I’ve been hearing this song now since 1971, I never heard the lyrics reliably until this morning, looking them up on line, and now I don’t believe the online transcription is quite accurate: as I’ll declare in a moment: but don’t trust my testimony any more than I trust yours, or the accuracy of the published lyric: on top of which, these days, hearing aids or no, I’m half deaf.)
damn unreliable connection and damn lousy Safari editor, I’ve lost some data. Grr.
Never mind, rent the movie, watch it, especially the first dozen minute, and every single bit of it too. Great great great great movie.
Music note: Music is counting, woven against melody (variation of pitch over time), mapped against a harmonic frame: context of notes among notes: that A suggests F, that A suggests C, the Bb suggests C in relation to F …) I’ll phrase that better another time.

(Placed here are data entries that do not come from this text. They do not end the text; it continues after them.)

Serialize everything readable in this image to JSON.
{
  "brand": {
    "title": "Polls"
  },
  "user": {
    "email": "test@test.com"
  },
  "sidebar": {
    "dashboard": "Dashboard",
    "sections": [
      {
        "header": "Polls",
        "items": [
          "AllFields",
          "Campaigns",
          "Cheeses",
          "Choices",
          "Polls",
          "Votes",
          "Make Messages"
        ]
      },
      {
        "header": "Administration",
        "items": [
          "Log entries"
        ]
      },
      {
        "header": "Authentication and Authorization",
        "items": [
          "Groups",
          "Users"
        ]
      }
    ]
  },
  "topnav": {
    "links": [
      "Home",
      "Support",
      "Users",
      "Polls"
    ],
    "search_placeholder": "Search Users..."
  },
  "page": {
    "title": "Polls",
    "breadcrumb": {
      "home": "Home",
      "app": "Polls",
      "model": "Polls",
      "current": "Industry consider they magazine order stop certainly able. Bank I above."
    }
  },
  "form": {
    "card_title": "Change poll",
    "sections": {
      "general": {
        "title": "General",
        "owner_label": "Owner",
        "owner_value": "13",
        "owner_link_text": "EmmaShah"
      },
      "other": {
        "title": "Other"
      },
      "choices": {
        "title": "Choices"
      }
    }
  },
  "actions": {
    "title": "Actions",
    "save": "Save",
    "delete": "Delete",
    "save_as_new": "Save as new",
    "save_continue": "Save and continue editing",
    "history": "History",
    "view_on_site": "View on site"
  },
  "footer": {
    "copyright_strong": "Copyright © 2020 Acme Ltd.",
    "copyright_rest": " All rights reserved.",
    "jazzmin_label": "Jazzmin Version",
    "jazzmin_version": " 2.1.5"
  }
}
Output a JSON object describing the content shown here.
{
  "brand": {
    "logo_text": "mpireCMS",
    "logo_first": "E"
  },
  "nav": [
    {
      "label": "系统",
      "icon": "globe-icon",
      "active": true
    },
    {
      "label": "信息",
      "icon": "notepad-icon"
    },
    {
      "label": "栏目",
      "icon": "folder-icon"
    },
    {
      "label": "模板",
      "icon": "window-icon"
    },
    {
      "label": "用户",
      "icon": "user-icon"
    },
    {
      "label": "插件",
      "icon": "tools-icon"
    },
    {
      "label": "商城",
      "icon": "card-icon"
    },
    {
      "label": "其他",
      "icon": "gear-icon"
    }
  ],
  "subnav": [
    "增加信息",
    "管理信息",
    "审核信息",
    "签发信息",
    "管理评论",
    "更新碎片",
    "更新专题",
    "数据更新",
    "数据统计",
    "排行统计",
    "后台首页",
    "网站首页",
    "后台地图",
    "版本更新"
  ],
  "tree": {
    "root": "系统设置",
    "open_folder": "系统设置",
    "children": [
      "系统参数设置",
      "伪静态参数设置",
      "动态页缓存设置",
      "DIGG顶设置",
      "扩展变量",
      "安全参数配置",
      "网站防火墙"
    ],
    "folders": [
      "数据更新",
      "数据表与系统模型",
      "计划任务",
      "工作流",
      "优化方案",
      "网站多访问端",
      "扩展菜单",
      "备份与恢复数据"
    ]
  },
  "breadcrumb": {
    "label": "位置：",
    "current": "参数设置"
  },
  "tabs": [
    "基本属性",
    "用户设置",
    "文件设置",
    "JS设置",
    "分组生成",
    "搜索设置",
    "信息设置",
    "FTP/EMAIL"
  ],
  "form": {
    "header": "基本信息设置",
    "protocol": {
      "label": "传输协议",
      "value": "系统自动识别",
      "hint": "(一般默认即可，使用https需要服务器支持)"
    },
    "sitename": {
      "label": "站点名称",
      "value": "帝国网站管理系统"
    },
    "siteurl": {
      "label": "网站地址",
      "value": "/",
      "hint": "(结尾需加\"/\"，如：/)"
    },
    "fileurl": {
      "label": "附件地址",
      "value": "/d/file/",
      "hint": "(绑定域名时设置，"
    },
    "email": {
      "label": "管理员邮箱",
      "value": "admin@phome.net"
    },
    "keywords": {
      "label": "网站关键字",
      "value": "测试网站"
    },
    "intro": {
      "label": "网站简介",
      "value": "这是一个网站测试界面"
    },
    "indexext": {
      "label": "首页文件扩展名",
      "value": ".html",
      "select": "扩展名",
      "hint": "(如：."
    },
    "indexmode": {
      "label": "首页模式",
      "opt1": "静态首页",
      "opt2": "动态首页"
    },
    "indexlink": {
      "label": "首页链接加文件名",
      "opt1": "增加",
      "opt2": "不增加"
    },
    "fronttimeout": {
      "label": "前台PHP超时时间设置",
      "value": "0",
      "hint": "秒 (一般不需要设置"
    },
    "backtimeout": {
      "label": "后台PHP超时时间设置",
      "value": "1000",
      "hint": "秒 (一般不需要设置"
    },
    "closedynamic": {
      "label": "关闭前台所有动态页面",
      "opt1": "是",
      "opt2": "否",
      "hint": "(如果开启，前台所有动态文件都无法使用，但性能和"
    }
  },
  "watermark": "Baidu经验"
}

Accuracy Note: I heard very few things in graduate school that were worth an hour’s tuition let along a decade, but here’s one: The professor reported a study of an epic culture in Europe, one with an oral tradition. The scholars asked for an epic. They recorded what they heard. Then they asked the poet to repeat it, exactly. The poet did, they recorded it. The poet swore it was exactly the same. They transcribed and printed both, comparing them. They were full of differences. In the culture those differences were not different.
Shakespeare’s Richard Burbage may have performed Hamlet’s “Oh that this too too solid flesh would melt” one night and said “Oh that this too too sullied flesh would melt” at the matinee. Ask another actor, ask an usher: get told that he said them “the same.”
Learn to take testimony with a grain of salt, learn to expect revisions of holy text to be unconscious. Christians change the gospels, but say they don’t, they wouldn’t.
Our great grandfathers didn’t expect Wednesday’s Pastoral Symphony to be identical to Friday’s: we, after buying recordins, demand that they not vary in any respect. Modern performers don’t dare sing live; it’s all karaoke for pay.
I’ll weave this together when I come back.